We can get that down to one minute…right?
In today’s go-go no time world, it seems that our attention spans are getting shorter and shorter. Our clients now often ask us to boil down hours of video into short, succinct video blasts. Training videos that used to be 30 minutes? Now we need them to be 10. 5-minute videos are now 2-minute videos. We ALL have do more with less time!
It’s no secret that lawyers like to talk. They’re paid very well to do it. Our recent challenge in working with a national association of justice-seekers was to streamline their interview sound-bites into a coherent five-minute message.
The two-camera approach worked well for bridging comments. It enabled us to cut for content AND for dramatic emphasis. But even experienced legal counselors can get nervous and try too hard when talking to their peers. Part of our job was putting them at ease. We could usually connect by asking about their city or state. They’re always proud of something there, no matter where it is. That’s part of the low-key approach to interview tone-setting.

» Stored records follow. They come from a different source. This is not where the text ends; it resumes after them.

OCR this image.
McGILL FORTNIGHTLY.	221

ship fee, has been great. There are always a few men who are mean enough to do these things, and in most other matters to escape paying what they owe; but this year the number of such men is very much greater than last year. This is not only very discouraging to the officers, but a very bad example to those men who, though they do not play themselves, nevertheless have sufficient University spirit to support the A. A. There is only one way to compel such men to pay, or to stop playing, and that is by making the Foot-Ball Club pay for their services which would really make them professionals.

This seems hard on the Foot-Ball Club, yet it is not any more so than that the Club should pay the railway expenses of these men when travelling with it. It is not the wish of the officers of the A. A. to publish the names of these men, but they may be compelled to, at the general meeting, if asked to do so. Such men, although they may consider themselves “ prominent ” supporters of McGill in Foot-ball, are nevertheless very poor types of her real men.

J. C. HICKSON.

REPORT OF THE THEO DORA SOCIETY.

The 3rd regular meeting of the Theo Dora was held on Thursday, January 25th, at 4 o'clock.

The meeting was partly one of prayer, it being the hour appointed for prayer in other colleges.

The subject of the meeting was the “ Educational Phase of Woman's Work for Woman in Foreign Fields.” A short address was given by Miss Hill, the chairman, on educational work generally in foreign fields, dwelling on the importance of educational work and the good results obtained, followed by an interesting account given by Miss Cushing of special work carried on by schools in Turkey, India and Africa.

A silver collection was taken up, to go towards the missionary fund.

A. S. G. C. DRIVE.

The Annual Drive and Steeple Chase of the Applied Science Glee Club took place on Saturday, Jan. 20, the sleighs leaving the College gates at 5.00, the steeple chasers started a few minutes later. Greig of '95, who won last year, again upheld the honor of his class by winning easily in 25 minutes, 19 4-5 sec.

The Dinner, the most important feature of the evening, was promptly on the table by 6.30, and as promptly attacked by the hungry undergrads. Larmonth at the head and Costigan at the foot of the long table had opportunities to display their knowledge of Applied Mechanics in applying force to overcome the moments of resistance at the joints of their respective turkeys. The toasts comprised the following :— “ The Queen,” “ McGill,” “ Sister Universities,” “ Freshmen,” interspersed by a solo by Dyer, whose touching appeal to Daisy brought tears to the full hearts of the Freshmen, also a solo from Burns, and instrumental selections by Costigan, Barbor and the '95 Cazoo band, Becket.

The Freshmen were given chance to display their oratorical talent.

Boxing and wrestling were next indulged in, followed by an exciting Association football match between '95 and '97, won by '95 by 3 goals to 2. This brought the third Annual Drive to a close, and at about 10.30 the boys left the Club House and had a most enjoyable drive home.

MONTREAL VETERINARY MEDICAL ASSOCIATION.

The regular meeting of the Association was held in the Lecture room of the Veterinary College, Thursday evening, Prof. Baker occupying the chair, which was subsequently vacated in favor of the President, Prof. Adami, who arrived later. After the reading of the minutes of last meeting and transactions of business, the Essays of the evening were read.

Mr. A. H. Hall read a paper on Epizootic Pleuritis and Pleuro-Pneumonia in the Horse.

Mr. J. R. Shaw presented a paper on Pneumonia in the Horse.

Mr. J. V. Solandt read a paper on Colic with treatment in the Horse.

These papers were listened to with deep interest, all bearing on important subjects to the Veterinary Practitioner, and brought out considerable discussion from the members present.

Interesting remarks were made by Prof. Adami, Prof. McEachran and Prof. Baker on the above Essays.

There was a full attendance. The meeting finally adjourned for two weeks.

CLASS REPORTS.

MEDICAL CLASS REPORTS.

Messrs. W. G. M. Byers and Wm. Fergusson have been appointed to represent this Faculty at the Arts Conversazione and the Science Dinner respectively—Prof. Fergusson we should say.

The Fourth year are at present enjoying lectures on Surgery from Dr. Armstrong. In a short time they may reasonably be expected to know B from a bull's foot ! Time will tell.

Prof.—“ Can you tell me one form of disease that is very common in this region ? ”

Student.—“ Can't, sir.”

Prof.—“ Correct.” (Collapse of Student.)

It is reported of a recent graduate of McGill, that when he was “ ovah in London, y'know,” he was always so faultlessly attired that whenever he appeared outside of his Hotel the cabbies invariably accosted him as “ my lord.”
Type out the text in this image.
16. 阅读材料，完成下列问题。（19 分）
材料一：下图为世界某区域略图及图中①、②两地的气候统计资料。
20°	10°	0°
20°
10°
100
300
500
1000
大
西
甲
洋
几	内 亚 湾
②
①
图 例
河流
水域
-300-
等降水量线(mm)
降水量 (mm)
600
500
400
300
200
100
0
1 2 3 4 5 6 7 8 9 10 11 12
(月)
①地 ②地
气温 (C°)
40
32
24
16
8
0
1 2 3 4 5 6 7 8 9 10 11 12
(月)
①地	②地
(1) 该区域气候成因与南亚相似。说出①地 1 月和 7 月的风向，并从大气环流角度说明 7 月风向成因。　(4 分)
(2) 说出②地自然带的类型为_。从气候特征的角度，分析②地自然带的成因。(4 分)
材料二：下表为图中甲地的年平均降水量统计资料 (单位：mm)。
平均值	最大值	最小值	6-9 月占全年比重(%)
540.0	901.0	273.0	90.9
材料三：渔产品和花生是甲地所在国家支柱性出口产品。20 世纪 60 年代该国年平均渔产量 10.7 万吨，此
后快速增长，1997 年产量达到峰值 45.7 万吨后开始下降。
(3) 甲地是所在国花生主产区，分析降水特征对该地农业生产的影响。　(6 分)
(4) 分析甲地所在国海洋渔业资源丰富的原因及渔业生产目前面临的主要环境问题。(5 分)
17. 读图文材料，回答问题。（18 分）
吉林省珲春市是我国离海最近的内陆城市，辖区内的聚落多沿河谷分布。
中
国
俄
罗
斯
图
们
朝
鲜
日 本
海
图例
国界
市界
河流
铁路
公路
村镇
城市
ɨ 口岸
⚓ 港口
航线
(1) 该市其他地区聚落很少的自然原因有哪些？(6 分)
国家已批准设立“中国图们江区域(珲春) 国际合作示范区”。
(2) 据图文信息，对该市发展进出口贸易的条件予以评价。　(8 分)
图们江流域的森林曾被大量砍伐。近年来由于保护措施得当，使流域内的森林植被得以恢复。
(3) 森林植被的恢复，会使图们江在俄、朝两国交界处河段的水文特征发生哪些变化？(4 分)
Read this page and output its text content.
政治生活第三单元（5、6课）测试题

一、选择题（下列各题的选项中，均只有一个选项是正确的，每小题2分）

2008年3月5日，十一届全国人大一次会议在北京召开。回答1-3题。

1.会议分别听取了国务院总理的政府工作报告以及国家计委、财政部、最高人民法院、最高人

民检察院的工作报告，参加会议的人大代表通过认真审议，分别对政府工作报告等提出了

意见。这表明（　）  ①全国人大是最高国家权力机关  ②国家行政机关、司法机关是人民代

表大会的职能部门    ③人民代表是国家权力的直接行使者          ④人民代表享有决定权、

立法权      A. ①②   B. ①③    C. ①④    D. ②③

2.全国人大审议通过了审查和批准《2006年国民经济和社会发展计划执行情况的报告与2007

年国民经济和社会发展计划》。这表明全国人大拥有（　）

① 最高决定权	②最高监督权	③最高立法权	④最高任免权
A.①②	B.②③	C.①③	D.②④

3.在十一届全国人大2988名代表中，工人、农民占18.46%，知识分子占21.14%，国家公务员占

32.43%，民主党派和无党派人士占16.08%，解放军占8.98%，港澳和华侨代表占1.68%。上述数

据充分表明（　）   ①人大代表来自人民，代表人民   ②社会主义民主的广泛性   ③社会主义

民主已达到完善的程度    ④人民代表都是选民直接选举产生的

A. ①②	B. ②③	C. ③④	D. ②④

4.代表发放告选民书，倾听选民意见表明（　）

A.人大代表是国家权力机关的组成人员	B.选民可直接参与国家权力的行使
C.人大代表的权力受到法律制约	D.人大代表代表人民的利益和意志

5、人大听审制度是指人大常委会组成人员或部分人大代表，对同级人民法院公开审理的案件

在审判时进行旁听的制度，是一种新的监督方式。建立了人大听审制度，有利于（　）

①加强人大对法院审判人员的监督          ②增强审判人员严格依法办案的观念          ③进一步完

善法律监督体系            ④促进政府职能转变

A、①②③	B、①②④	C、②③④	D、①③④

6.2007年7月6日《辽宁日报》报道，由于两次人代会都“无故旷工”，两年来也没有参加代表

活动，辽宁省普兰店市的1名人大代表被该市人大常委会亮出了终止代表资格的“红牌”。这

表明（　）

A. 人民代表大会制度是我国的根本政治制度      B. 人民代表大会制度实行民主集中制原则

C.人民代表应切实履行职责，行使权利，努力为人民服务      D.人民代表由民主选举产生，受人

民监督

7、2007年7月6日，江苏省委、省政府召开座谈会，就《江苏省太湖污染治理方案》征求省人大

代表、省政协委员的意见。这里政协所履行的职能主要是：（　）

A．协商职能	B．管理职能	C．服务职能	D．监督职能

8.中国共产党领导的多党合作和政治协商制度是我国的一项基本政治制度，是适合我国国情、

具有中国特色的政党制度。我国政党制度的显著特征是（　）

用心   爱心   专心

Editing content down, and down and down…
After gathering hours of issue-related wisdom, the editing room became a brutal exercise in separating the wheat from the chaff.
Only the best 1 percent could make it into the final piece. Three themes emerged: money-giving, political clout, and networking.
We grouped the sound-bites together according to the theme, saving the best and most dramatic one for the close: “For 50 years it’s been the heart of my practice, but also the backbone.” Cha-Ching. We know a good sound-bite when we hear it.
We dressed up the best 1-per cent with a bookend open and close, featuring music and the organization’s logo. The disparate comments became a program.
Our editing instincts got sharpened into a fine, surgical instrument. We found the message in the mountain of interview answers.